"A Restless Country: Selections From the Permanent Collection" at the Pomona College Museum of Art
“A Restless Country: Selections from the Permanent Collection” will be on view from October 31 through December 20, 2009, at the Pomona College Museum of Art. An opening reception will be held at the Museum on Saturday, November 7, from 5-7 p.m. On Tuesday, November 3, at 4:15 p.m., there will be a panel discussion featuring members of the Claremont Colleges American Studies faculty. All events are free and open to the public.
Drawing from the Museum’s rich collections in Native American and 20th-century American art, the exhibition explores the ways in which American identity is interwoven with ideas of movement. American movement, characterized by Walt Whitman as “Oh restless, restless race,” encompasses the movement of peoples and individuals in an expanding nation-state and the enduring myth of the open road and the road trip.
Restless movement can be seen in the complex trading patterns of America’s native populations; the importance of the horse, the railroad and the riverboat in American life; the identification of American life with car culture; and the seductive power of speed.
Late 19th-century photographs reveal the importance of the railroad in the American West. American regionalist artists, such as Grant Wood, Reginald Marsh and Thomas Hart Benton, explored the mythology of the American West—including the exploits of Huckleberry Finn and Jesse James—centered on the train and the river raft.
Photographs by Walker Evans, Lewis Baltz and Robert Adams unveil 20th-century America’s infatuation with the car and its promise of freedom and motion. Patrick Nagatani’s faux archaeological series, “The Ryiochi Excavations,” presents the field notes of an archeologist who discovered remnants of an automotive culture in digs throughout the Americas. The road and the culture of the outlaw are featured in Danny Lyon’s 1966 portfolio “The Bikeriders,” an in-depth record of a Chicago motorcycle gang. Raymond Pettibon’s collaborative book Faster, Jim celebrates the delirious pleasures of speed whether on a surfboard or a rocket ship.
The exhibition also features selections from Pomona College’s superb collection of Native American Art, including Hohokam trade goods; hide painting and beadwork from the Plains cultures; and California basketry and pottery. The range of trading networks is seen in the materials used by the ancient Hohokam—shell and stone traded from the Pacific and Gulf Coasts used in jewelry—and in motifs found in pottery from the arid Southwest which include depictions of parrots and parrot feathers which traveled up from Mexico. The introduction of the horse to the New World brought a freedom of movement celebrated in Plains beadwork and hide painting.
The Pomona College Museum of Art is located at 330 N. College Avenue, Claremont. The Museum is open to the public free of charge Tuesday through Friday, from noon to 5 p.m., and Saturday and Sunday from 1 to 5 p.m. For more information, call: (909) 621-8283 or visit www.pomona.edu/museum.
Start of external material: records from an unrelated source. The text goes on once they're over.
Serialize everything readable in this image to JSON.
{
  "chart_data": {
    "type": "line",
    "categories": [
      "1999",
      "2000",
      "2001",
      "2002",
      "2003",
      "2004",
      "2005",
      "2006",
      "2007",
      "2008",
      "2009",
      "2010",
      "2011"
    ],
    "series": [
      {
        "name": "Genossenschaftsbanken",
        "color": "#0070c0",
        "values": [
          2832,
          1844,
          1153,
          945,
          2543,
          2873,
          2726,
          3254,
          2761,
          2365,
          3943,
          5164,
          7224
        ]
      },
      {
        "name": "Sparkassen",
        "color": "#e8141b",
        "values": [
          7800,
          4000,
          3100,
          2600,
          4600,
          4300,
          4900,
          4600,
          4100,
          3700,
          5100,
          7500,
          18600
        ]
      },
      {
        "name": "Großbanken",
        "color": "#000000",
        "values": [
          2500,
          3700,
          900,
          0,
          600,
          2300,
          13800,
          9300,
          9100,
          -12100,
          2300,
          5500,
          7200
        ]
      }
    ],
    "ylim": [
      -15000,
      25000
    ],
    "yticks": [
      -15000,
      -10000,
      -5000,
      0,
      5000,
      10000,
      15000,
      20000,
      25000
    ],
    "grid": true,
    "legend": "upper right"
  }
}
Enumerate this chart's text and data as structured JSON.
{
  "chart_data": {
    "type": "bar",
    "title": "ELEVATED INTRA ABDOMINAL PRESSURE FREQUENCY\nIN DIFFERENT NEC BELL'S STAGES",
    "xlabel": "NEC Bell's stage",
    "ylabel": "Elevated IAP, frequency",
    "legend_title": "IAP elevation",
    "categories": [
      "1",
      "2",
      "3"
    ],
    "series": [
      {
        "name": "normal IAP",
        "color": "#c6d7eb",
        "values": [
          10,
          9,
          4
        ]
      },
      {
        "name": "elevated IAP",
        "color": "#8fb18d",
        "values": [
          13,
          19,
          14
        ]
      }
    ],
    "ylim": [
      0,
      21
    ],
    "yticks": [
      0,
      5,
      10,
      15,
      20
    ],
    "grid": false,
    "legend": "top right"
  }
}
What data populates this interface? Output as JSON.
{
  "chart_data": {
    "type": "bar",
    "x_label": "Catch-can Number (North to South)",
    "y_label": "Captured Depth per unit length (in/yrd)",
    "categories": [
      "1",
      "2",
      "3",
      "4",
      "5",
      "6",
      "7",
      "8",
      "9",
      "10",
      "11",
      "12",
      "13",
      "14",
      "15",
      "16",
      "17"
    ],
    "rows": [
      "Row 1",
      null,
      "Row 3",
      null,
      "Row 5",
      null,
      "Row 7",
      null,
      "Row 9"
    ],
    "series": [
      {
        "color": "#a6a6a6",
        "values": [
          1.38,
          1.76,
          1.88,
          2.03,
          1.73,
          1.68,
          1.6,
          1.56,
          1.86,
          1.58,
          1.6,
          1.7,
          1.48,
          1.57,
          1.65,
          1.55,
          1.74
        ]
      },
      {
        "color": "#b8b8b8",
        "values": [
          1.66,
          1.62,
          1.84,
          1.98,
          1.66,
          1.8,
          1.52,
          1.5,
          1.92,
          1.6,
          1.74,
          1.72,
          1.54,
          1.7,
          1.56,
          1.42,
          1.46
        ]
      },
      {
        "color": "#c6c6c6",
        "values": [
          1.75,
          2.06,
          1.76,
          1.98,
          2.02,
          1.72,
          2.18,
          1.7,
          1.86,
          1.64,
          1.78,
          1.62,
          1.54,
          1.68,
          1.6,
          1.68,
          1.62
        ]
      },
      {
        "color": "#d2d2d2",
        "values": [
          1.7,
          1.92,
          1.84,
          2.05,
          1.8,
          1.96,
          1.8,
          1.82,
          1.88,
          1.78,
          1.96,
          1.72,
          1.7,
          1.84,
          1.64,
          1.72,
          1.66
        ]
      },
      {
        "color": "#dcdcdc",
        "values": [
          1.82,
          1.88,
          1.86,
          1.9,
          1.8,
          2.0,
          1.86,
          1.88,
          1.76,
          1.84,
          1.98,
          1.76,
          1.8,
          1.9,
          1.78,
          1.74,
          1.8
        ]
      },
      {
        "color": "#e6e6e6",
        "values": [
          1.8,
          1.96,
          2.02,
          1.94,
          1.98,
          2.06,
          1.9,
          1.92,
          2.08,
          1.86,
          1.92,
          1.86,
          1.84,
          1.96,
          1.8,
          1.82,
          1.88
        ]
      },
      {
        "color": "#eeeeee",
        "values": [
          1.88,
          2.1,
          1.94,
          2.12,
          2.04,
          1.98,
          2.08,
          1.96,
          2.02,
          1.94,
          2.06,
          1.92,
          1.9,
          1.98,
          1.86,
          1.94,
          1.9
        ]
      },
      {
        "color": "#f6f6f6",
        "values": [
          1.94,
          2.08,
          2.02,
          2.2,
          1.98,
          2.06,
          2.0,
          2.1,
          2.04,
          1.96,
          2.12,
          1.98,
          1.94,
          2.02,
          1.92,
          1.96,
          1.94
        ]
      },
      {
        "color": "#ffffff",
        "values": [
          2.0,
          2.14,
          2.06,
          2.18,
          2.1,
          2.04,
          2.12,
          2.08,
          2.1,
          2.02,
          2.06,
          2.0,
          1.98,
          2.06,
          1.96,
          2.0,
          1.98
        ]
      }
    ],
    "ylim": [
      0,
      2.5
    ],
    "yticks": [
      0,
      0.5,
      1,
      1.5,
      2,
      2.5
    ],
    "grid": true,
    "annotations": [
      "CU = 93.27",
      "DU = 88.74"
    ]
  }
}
The Pomona College Museum of Art houses a substantial permanent collection as well as serves as a gallery for the display of temporary exhibitions. Important holdings include the Kress Collection of 15th- and 16th-century Italian panel paintings; more than 5,000 examples of Pre-Columbian to 20th-century American Indian art and artifacts; and a large collection of American and European prints, drawings and photographs, including works by Francisco de Goya, José Clemente Orozco and Rico Lebrun.